Cogliere l’ampiezza della sua
gelosia, aveva improvvisamente offerto al dottore un’altra prospettiva: se
esisteva la possibilità che il suo collega non lo rifiutasse, Watson non era affatto sicuro di essere in grado di resistere.
Quindi non
restava che troncare, allontanarsi da lui definitivamente, o almeno finché
entrambi non avessero recuperato il lume della ragione.
Non desiderava rischiare di
soggiornare in qualche cella, ma soprattutto non voleva perdere il rispetto che
aveva di se stesso.
Holmes non conosceva il significato
della parola buonsenso e Watson aveva avuto fin troppe
evidenze della totale incapacità dell’amico di resistere a qualsiasi
tentazione. Stava a lui decidere per entrambi e per entrambi era un bene che si
allontanassero.
Anche se allontanarsi da Holmes era doloroso come strapparsi un braccio.
Il paziente sussultò, mentre lo
palpava con eccessiva energia e Watson si affrettò a
scusarsi, vergognandosi del modo in cui si era lasciato distrarre dal suo
dovere, lui sempre così responsabile. Una dimostrazione in più di quanto certi
sentimenti non portassero altro che problemi. Il pensiero di Holmes, non
avrebbe dovuto turbarlo al punto di distrarsi durante una visita. Il pensiero
di nessuno, uomo o donna, avrebbe dovuto avere tanto poter su di lui.

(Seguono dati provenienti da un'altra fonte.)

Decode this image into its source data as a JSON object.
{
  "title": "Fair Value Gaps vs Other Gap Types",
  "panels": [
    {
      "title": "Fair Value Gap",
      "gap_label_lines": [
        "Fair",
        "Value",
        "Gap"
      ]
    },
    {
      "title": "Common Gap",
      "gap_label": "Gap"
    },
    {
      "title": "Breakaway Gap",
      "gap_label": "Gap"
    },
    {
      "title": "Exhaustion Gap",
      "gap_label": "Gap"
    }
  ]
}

Il dottore si concesse alcuni
secondi per chiudere fuori dalla mente i pensieri che tanto lo turbavano,
quindi riprese a palpare il paziente con delicatezza. Ritrovata la
concentrazione, diagnosticare il problema e chiudere la visita fu questione di
pochi minuti. Eppure fu per Watson una delle più grandi fatiche che si fosse
trovato ad affrontare.
Più desiderava allontanarli, più i
ricordi, i dubbi, i desideri lo braccavano.
Era una parola difficile,
dolorosa, perfino orribile, ma la verità era che lo amava. Lo amava in un modo
in cui era convinto di non poter amare nessun altro, sicuramente non Mary.
Apprezzava Mary, la stimava, le
voleva bene, molto più che a Holmes, ne era sicuro, ma
solo per lui provava quel desiderio implacabile, solo l’assenza di lui lo
faceva sentire così solo.
Ed era sicuro che, contrariamente a
qualsiasi evidenza portata dalla logica e
dall’esperienza, una volta perso Holmes, si sarebbe sentito solo per sempre.